Altering the ranking of creditors’ claims
Article 154 GBC in connection with Article 977 of Civil Procedure Code (“CPC”), following latest amendments of the CPC (Law 4335/2015) on the ranking of creditors and the priority of their claims in enforcement and insolvency proceedings, abandon the absolute priority of certain generally privileged claims (claims on account of VAT, claims of employees and social security funds) over all other claims, and rather give priority to the special privileged claims of the secured creditors and those of the unsecured creditors, provided that these claims co-exist with above mentioned general privileged claims. This amendment aims at protecting the interests of secured and unsecured creditors against prior and full satisfaction of public creditors in enforcement proceedings which normally resulted in the poor satisfaction of the former.

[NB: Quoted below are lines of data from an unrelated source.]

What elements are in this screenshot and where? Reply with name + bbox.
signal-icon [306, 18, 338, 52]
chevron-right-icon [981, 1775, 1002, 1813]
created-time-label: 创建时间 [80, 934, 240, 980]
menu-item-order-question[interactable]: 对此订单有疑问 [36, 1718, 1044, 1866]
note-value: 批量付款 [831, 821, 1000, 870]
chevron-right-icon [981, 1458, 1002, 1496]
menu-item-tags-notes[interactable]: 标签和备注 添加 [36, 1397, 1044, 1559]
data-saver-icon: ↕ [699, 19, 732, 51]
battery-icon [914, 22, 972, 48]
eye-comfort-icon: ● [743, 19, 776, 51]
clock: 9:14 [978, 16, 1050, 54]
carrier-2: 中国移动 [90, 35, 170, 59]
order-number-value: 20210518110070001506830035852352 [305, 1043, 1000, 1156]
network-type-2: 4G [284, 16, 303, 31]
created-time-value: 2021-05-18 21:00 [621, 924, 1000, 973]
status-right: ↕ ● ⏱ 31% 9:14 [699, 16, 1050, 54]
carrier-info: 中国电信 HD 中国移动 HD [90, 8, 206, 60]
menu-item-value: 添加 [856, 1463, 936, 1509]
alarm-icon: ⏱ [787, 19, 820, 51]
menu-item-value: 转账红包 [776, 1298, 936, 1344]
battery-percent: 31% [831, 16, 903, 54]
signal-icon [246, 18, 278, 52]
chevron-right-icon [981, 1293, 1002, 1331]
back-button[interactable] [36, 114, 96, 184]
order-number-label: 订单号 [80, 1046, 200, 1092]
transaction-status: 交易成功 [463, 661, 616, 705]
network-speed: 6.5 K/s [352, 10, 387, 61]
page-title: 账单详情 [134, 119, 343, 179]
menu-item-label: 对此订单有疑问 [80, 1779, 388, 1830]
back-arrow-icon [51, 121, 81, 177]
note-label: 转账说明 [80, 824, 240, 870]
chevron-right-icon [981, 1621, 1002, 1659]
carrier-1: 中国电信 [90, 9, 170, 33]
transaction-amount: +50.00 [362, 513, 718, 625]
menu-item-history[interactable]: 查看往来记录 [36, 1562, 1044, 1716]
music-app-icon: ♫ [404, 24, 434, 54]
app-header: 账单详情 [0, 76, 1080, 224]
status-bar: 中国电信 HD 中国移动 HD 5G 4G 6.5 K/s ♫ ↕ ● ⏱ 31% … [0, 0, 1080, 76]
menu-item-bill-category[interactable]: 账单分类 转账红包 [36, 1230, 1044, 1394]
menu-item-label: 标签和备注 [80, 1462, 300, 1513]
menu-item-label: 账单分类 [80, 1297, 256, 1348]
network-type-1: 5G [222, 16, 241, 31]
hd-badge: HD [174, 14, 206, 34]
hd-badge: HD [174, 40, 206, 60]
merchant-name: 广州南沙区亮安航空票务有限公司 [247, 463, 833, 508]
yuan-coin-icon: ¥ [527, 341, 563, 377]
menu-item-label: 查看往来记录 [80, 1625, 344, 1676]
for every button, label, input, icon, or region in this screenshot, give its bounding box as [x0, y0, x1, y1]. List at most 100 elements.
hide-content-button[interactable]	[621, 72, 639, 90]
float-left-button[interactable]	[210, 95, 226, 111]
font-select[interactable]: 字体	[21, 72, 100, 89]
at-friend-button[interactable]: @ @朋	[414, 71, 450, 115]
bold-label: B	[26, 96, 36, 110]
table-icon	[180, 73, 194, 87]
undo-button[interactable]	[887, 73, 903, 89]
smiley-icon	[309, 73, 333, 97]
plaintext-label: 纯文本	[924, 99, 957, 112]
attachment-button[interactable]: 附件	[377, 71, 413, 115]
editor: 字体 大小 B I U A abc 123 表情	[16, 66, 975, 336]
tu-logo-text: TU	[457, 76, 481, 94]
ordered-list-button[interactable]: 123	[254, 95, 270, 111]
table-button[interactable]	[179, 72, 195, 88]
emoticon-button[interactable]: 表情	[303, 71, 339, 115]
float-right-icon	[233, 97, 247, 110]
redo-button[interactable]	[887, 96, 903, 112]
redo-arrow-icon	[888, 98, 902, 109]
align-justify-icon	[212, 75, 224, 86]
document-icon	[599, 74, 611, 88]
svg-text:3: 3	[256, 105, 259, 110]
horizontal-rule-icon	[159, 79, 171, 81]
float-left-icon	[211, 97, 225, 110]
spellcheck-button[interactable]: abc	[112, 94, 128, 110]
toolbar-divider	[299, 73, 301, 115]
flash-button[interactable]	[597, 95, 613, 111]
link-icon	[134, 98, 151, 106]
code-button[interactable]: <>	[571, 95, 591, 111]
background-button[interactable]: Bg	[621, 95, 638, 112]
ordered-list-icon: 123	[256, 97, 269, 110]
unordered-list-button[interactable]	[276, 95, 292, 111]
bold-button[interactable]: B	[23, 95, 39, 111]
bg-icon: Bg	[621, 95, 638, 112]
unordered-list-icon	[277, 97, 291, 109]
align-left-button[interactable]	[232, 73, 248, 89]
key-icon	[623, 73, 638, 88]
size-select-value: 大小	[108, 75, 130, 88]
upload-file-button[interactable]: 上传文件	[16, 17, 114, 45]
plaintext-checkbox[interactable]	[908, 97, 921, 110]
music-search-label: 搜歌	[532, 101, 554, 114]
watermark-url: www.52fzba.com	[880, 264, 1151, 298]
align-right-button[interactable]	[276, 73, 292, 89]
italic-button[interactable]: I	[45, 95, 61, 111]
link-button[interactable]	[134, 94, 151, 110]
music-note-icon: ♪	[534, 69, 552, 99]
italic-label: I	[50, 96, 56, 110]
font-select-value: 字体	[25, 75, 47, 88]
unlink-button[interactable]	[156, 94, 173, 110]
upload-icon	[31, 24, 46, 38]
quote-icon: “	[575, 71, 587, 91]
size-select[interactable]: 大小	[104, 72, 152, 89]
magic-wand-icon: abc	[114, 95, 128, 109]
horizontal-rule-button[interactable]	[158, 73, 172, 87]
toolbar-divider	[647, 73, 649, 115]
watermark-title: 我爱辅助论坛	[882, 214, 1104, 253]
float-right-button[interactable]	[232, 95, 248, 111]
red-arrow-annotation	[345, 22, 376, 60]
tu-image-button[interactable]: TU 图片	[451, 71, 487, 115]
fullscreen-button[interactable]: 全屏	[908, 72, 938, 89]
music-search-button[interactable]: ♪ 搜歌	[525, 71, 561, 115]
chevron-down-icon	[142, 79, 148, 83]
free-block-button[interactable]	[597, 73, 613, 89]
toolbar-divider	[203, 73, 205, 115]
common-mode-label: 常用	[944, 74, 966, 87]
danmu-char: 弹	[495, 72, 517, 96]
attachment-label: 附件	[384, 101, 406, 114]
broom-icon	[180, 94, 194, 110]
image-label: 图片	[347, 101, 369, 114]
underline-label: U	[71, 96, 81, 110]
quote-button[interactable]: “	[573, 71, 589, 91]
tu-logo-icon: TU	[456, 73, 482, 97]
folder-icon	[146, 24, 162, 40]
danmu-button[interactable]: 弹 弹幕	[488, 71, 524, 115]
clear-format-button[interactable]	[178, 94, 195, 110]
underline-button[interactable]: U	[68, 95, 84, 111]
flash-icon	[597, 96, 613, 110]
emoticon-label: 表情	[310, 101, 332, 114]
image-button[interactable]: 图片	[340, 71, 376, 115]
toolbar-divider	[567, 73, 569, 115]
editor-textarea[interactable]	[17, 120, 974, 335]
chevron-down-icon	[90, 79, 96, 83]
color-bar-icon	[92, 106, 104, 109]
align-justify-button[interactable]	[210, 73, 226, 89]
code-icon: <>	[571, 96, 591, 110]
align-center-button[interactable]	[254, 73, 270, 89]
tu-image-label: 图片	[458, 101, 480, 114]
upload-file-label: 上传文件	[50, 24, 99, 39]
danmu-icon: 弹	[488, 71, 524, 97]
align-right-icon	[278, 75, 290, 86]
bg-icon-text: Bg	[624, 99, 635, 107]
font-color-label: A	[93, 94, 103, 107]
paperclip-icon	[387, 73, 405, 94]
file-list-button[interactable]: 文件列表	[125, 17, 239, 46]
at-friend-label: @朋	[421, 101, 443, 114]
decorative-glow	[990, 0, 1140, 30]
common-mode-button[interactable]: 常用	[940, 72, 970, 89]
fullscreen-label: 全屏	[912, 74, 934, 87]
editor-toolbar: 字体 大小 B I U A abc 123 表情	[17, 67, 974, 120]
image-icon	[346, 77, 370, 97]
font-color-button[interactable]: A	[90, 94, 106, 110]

This is in line with a strong opposition in theory over the provision for priority of general privilege, in the sense that it seldom left room for the satisfaction of the remainder of creditors.
Introducing new conditions for the discharge of claims
Pursuant to Article 170a GBC, as lately added, following the “RR” the individual entrepreneur debtor may be fully discharged of its debts after three years as of the declaration of his bankruptcy, provided that it acted in good faith and satisfied the additional requirements of Article 167 GBC, i.e. it was granted a “debt relief order” by the insolvency court.
Providing for the Insolvency Practitioner
Last but not least, pursuant to Article 170a GBC, as lately added, a regulated insolvency profession is established in line with best international practice. Commencing from 1 January 2016, the powers of a bankruptcy administrator (syndic), mediator, representative of creditors, or (special) liquidator, as the case may be under the different proceedings of GBC, may be carried on by an individual or legal entity registered in a special register and qualified to act as an insolvency practitioner. A Presidential Decree is expected to be issued on recommendation of the Minister of Justice providing for the necessary formal and substantive qualifications of insolvency practitioners, their appointment and termination thereof, their special powers and duties as well as their supervision and liability. As there is no practical experience so far, it is crucial for the legislator to ensure that insolvency practitioners are suitably equipped with the necessary practical skills, industry knowledge and legal expertise to tackle a number of complex insolvency cases in the Greek economy.
Final remarks
The above amendments should be seen as an effort to reform the domestic bankruptcy and restructuring law in an efficient way by making it more attractive and user-friendly for the parties involved. To achieve this and additionally to avoid moral hazard and abuse, the modernisation agenda included among others the introduction of measures to address the backlog of cases, the acceleration and rationalisation of insolvency proceedings, the establishment of a regulated insolvency profession, the encouraging of debtors to initiate a restructuring at an early stage and the protection of secured and unsecured creditors against the absolute priority of the public creditors in case of enforcement proceedings. In this way, a level playing field is being produced in which debtors and creditors can find good prospects to protect their personal rights in a fair balance.